The report listed the following disparities in cancer care for underserved populations:
- Incidence and mortality rates for multiple myeloma in the Black population are at least double those of the non-Hispanic white (NHW) population.
- The Hispanic population’s mortality rate from liver cancer is nearly twice that of the NHW population.
- The incidence rate of kidney cancer in the American Indian/Alaska Native population is 80% higher than that of the NHW population. This population also has the highest liver cancer incidence among any major U.S. racial or ethnic group.
- Transgender men are more than twice as likely to be diagnosed with cancer compared with cisgender men.
- Residents of low-income areas have a disproportionate rate of cancer deaths — counties considered persistently poor had mortality rates 12.3% higher for all cancer types and more than 40% higher for stomach cancer.
- Individuals residing in rural areas have 17% higher mortality rates from all cancers combined compared with urban communities, with 34% higher death rates from lung cancer and 23% higher death rates from colorectal cancer.
The report called for more inclusive and diversified accrual on clinical trials to ensure that all patient groups are represented and stand to benefit from the treatment being evaluated. It also noted the need for large and inclusive genomic databases to increase knowledge of cancer-related genomic changes that affect cancer incidence, progression and treatment response in patients from different ancestral groups.
Cause for hope
The report also discussed progress that has been made in overcoming barriers to equitable cancer care and narrowing care gaps.

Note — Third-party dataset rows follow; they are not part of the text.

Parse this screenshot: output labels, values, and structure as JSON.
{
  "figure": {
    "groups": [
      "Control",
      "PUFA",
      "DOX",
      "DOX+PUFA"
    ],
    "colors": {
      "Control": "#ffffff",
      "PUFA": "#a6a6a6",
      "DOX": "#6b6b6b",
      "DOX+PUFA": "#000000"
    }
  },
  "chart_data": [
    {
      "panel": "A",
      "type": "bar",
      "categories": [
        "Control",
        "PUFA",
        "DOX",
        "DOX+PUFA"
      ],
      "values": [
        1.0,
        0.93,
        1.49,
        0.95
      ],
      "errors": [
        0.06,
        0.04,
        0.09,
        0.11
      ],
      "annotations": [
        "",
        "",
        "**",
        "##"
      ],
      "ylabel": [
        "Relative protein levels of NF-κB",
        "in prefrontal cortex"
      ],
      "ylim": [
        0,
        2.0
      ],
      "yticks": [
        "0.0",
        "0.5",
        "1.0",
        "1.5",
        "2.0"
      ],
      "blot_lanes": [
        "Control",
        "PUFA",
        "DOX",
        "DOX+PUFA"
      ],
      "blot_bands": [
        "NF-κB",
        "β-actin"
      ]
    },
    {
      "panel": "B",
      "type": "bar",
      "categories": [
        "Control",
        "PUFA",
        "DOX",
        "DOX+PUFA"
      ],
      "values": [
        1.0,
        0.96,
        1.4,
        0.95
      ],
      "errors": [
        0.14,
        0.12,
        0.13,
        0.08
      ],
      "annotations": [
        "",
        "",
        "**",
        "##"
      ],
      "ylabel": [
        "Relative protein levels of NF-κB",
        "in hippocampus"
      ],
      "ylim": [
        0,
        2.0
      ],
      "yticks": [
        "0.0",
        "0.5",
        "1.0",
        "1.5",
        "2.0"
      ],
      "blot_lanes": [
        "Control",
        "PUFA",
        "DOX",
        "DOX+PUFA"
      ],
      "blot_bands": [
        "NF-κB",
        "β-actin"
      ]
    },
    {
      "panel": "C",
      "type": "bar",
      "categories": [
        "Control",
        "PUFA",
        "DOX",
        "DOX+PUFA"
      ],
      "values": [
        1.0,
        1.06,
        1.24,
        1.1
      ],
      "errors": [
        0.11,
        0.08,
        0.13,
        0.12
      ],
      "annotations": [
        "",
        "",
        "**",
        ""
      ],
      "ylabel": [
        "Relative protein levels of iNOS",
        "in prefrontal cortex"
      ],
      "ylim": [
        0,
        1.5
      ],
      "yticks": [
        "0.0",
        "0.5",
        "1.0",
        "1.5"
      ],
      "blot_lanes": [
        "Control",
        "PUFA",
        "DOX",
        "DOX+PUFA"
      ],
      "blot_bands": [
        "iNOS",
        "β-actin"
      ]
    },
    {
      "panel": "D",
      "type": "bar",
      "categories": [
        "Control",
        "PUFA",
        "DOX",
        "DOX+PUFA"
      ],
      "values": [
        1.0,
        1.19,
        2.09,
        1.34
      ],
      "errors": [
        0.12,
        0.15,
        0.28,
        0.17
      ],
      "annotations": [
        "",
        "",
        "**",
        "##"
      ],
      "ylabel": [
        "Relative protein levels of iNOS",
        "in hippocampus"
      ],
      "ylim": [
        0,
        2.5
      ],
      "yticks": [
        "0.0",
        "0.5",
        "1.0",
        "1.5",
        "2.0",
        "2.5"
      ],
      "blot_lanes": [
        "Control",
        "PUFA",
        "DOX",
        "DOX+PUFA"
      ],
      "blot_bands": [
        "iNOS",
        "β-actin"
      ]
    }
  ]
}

Among the strides that have been made are the following:
- Between 2000 and 2019, the disparity in overall cancer mortality rates between Black and white patients has narrowed from 26% to 13%.
- With the expansion of Medicaid under the Affordable Care Act, the disparity between Black and white patients initiating chemotherapy in a timely manner (within a month of cancer diagnosis) has been nearly eliminated, as has the disparity between Hispanic and white women receiving timely mammography screening.
- Cancer screening programs that utilize culturally tailored approaches and reduce structural barriers have shown success in improving screening rates among underserved populations, increasing the likelihood of early detection and successful treatment outcomes.
- AACR’s international cancer registry, Project GENIE, has compiled real-world data from more than 121,000 patients — 13.4% from racial and ethnic minority groups.
- NIH’s All of Us Research Program, which is designed to build one of the most diverse databases in history, has enrolled 100,000 people to date — 50% from underserved populations.
- NIH and NCI have introduced several initiatives to support underrepresented minority scientists in the research workforce.
Newman discussed the importance of encouraging a diverse oncology workforce as a means of promoting inclusivity, representation and quality in all cancer treatment centers.
“We need to support a pipeline program that will tap into the brilliance and creativity of our diverse young people to strengthen the oncology workforce and support ‘safety net’ hospitals, which were disproportionately devastated by the cost of COVID care,” she said. “These institutions deserve financial support to deliver optimal multidisciplinary cancer care.”
References:
AACR releases Cancer Disparities Progress Report (press release). Available at: www.aacr.org/about-the-aacr/newsroom/news-releases/aacr-releases-cancer-disparities-progress-report/. Published June 8, 2022. Accessed June 8, 2022.